H.R. 2810: The Medicare Patient Access and Quality Improvement Act of 2013
July 22, 2013
H.R. 2810, the Medicare Patient Access and Quality Improvement Act of 2013, is a bipartisan effort to transform the Medicare physician payment system in a number of important ways. First and foremost, the bill repeals the flawed sustainable growth rate (SGR) system and replaces it with a fair and stable system of payments. Instead of looming annual cuts, physicians will be rewarded for the quality of care they provide to Medicare beneficiaries. The legislation also includes new transparency and collaboration requirements to solicit input from expert medical organizations and other groups on the development and selection of quality measures. The bipartisan bill also provides additional avenues for development of new payment and care delivery models. H.R. 2810 was approved by the health subcommittee on July 23, 2013 and is being considered by the full committee on Wednesday, July 31, 2013.
Repeal Flawed Medicare Sustainable Growth Rate Formula
For the past decade, Congress had needed to override the SGR formula to undo deep cuts caused by flaws in the formula. This legislation permanently repeals the current Medicare SGR mechanism that places a global cap on Medicare spending on provider services.
Period of Stability
The legislation provides an annual statutory update of 0.5% per year for 2014 through 2018. During this time, the current law payment incentives, such as the Physician Quality Reporting Program (PQRS) and the Electronic Health Record (EHR) Incentive Program will continue. Quality measure development also will continue to ensure robust availability of measures for rewarding provider performance. Providers will also have the option of using current delivery system reform avenues as well as a new Alternative Payment Models (APM) process to put forward and test new models of care delivery and improvement.

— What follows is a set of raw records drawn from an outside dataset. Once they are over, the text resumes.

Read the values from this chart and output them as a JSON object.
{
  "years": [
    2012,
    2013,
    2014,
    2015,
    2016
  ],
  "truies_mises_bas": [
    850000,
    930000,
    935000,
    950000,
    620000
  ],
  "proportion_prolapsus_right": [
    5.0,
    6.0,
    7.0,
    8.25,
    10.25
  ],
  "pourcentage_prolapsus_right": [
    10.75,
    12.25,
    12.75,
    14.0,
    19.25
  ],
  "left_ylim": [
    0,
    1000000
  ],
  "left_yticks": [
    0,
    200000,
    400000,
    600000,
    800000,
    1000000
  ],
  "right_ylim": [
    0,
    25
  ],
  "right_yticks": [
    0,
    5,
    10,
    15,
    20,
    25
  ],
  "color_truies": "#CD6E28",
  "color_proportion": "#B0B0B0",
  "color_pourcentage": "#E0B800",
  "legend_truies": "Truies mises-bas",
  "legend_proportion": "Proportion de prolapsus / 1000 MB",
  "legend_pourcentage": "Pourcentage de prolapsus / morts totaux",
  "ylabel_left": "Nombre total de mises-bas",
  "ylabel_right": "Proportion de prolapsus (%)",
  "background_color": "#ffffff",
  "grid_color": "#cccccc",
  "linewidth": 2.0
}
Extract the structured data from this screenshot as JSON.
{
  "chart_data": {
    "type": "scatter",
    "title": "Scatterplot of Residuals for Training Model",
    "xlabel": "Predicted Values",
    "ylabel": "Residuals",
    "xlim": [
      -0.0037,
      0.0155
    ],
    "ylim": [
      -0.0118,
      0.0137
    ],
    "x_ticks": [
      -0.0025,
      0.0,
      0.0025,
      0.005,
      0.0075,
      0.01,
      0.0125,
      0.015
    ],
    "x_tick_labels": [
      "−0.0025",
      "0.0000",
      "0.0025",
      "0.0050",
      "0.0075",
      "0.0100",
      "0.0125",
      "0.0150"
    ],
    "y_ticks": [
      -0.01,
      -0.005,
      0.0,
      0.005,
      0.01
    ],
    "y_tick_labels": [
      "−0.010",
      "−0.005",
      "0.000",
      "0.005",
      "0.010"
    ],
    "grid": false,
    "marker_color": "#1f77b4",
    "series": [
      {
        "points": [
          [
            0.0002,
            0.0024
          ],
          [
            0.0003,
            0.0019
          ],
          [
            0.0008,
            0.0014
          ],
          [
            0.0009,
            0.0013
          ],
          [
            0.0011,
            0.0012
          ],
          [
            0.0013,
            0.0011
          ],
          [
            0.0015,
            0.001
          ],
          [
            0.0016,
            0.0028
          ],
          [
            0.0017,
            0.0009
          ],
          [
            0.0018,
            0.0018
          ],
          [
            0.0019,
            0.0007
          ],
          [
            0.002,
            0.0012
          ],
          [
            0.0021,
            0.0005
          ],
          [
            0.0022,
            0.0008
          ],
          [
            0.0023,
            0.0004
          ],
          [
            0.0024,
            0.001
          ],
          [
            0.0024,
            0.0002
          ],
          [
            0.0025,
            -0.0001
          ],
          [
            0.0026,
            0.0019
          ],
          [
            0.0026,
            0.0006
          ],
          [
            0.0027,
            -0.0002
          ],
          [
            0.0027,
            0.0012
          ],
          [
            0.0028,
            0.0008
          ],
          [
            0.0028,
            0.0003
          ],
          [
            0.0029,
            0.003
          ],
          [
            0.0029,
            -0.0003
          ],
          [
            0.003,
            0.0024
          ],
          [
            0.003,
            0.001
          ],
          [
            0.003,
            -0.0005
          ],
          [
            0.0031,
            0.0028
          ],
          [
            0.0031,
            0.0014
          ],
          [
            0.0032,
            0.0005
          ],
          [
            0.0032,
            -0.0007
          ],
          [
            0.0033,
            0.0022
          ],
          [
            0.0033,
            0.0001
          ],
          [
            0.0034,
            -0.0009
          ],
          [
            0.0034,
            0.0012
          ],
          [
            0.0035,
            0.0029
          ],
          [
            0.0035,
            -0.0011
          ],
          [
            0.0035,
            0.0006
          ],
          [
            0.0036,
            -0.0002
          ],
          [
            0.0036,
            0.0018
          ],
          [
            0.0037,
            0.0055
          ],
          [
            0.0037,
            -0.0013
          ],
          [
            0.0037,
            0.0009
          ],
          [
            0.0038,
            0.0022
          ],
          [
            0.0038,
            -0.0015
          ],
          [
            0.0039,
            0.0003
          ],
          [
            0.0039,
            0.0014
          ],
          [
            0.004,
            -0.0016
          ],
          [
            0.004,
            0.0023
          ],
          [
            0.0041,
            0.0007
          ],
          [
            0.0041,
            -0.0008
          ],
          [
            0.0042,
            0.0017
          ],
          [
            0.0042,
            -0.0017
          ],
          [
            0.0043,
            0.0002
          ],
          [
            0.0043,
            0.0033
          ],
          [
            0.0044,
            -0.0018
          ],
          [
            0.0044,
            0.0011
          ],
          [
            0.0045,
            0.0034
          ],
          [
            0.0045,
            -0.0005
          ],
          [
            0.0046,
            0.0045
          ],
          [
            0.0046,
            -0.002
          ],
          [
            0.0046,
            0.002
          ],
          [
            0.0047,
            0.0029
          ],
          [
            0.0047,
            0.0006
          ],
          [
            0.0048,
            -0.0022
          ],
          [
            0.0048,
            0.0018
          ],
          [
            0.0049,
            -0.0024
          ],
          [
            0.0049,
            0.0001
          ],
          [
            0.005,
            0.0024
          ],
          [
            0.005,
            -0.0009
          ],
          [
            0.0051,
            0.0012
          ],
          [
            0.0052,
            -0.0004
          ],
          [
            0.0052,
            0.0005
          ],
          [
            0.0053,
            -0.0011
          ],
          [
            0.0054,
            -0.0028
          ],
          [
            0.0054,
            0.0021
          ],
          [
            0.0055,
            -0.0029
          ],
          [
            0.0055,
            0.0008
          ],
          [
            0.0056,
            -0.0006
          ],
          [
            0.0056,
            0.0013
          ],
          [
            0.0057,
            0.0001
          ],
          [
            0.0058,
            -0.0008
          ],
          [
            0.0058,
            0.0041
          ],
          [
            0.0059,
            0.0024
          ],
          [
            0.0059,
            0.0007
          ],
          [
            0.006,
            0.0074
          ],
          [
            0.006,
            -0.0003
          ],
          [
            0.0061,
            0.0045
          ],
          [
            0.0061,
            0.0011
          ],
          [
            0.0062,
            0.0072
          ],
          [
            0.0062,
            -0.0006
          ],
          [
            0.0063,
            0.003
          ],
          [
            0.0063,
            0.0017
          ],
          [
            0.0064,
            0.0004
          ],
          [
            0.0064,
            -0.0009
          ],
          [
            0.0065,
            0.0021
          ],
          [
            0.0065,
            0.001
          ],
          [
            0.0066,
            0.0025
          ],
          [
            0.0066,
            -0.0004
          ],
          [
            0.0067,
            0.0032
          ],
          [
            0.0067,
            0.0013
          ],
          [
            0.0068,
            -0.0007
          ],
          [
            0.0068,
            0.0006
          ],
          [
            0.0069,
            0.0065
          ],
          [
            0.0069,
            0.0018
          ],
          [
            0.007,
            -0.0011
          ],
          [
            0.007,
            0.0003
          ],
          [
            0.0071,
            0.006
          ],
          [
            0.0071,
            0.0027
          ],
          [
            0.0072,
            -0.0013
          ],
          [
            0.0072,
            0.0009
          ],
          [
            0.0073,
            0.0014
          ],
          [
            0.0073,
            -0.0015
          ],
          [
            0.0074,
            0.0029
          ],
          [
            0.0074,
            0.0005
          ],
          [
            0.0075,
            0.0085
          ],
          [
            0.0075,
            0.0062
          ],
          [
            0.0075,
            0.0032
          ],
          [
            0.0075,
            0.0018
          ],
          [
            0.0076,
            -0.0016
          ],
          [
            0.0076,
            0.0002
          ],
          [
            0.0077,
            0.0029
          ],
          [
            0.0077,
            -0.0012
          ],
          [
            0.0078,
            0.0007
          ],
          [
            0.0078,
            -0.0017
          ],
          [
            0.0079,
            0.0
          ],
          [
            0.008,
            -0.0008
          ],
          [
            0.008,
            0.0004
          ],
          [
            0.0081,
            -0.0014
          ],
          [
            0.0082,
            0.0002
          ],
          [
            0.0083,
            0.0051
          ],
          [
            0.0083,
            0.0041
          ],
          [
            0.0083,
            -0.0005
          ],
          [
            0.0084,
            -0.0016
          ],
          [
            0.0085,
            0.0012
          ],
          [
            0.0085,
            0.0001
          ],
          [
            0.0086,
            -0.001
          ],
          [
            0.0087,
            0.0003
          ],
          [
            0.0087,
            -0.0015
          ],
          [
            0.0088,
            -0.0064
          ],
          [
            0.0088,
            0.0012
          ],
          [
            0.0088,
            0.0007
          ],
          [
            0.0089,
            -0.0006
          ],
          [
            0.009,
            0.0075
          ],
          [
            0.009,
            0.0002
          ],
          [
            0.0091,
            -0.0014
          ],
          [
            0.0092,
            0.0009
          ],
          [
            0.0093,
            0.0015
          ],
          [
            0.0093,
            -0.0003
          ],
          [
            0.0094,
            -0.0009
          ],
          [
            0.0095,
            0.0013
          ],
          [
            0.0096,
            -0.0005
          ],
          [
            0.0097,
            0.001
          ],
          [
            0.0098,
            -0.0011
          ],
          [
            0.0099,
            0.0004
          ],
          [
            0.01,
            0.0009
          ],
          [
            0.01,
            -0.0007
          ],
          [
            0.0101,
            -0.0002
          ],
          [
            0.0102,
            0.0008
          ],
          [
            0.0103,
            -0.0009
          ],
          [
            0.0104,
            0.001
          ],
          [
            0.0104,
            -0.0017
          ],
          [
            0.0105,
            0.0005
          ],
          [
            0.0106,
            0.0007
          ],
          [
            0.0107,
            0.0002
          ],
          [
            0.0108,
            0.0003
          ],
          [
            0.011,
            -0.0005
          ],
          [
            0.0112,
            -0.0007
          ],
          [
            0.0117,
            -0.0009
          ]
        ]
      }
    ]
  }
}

Beginning in 2019, providers will receive an annual update of 0.5%. However, physicians practicing in fee-for-service will receive an additional update adjustment based on quality performance under a new Update Incentive Program (UIP). Performance under the UIP will be assessed based on quality measures and clinical practice improvement activities. These measures and activities may be those currently in use or new measures. Providers and other stakeholders shall be included in the development and selection of measures used in the UIP. Provider performance will be assessed among peer cohorts of like providers providing like services. High performing providers (those that achieve above a threshold) will have the opportunity to earn a 1% bonus payment based on previous performance, while low performing providers (those that are below a threshold) will see a 1% reduction in payments.
Providers who do not report any quality information will receive the current 2% reduction in payment under PQRS, an additional 3% reduction under UIP. Other incentive programs in title XVIII remain in place.
Alternative Payment Models (APMs)
Development of new models of care is already underway; many of these new models show great promise for care coordination, keeping people healthy, and encouraging collaboration and shared accountability across the care continuum. This legislation establishes an additional avenue for the development, testing, and approval of APMs beginning in 2015. Under this new process, providers and other stakeholders may submit proposals for new models to an independent entity that will review proposals and make recommendations to the Secretary for models to move forward as either a demonstration or as a permanent program. The independent entity will report at least quarterly on models received and recommendations. Models that are adopted as demonstrations are evaluated by an independent third party for success on improving care or reducing (or not increasing) costs.
Supporting Care Coordination and Medical Homes
To support care coordination and development of patient centered medical homes, the legislation establishes new payment codes for complex chronic care management for providers treating individuals with complex chronic conditions. The legislation also ensures that Medicare payment is available for care coordination services performed by physicians who: are certified as a Level III Medical Home by the National Committee on Quality Assurance; are recognized as a patient-centered specialty practice by the National Committee on Quality Assurance; have received equivalent certification; or meet other comparable qualifications.
Expanded Data Availability for Care Improvement
To expand the availability of Medicare data for providers to use in developing new models of care and improving quality and patient care, the legislation expands access to Medicare data for certain certified entities. The legislation eliminates the roadblocks that prevented these entities from sharing data directly with providers to facilitate the development of alternative payment models and care improvement.
Improving Payment Accuracy
A lack of accurate and meaningful data on costs has hampered the ability of Medicare to review the accuracy of payments for services and identify which services are improperly valued. The legislation would ensure that providers could be compensated for the cost of submitting such data. The legislation also directs Medicare to identify improperly valued services under the fee schedule that would result in a net reduction of 1% of the projected amount of expenditures for a year during 2016 through 2018.
Rule of Construction Regarding Standards of Care
This legislation provides that the development, recognition, or implementation of any guideline or other standard under any federal health care provision under the Affordable Care Act, Medicare, and Medicaid shall not be construed to establish the standard of care or duty of care owed by a health care provider to a patient in any medical malpractice or medical product liability action or claim.